= Matt Sharp (television producer) =

American television producer

Matt Sharp (born April 13, 1972, in Syracuse, New York) is an American television producer.

Sharp is the founder and CEO of Sharp Entertainment, a major producer of unscripted television founded in 2003 and now part of Sony Pictures Television Nonfiction.

==Early life and education==

Sharp's parents were history professor James Roger Sharp and the late journalist and professor Nancy Sharp, both of whom taught at Syracuse University. He attended Fayetteville-Manlius High School and the University of Vermont, and was a teenage entrepreneur. Early in his career he worked at Viacom and CBS News in production and development.

==Sharp Entertainment==

Sharp's first production credit with Sharp Entertainment was VH1's The Fabulous Life in 2003. His other production credits include 90 Day Fiancé and its many spinoffs, Love After Lockup,
Marrying Millions, American Tarzan, Man v. Food, Love Off the Grid, Doomsday Preppers, Food Wars, Extreme Couponing, Bert the Conqueror, and most recently the Western docuseries The Wranglers.

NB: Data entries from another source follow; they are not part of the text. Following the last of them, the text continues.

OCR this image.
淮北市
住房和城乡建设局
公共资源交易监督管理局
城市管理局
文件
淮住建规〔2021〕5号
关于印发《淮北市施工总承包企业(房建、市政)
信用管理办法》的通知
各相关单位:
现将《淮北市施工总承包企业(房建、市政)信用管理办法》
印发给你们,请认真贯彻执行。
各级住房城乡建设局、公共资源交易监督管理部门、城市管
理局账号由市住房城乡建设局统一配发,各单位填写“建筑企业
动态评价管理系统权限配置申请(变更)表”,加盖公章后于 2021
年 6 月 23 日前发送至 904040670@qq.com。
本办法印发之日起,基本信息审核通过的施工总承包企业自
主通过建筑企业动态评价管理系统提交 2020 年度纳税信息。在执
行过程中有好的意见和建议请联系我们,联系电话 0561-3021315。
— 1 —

His shows have appeared on The Discovery Channel, TLC, VH1, National Geographic, Bravo, Travel Channel, A&E, The Food Network, and others.

Sharp is best known for 90 Day Fiancé. He got the idea for the show in 2011, but the networks he initially shopped it to didn't think its seemingly unlikely premise would be a success. It finally launched in 2014 and has been in production ever since, spawning many spinoffs.

Sharp executive-produced numerous TV movies, including Halloween's Most Extreme, Lost Magic Decoded, and The iPod Revolution. In 2012 he produced the Syracuse basketball documentary Orange Glory.

==Awards and honors==

In 2021 Sharp Entertainment won a Critics Choice Real TV Award for Outstanding Achievement in Nonfiction Production. In 2023 he received the RealScreen Award for "Outstanding Achievement: Reality Docusoap" for 90 Day Fiancé. In 2023 The Hollywood Reporter named Sharp a "Reality Heatmaker."

B+C Multichannel News named Sharp Producer of the Year for 2024.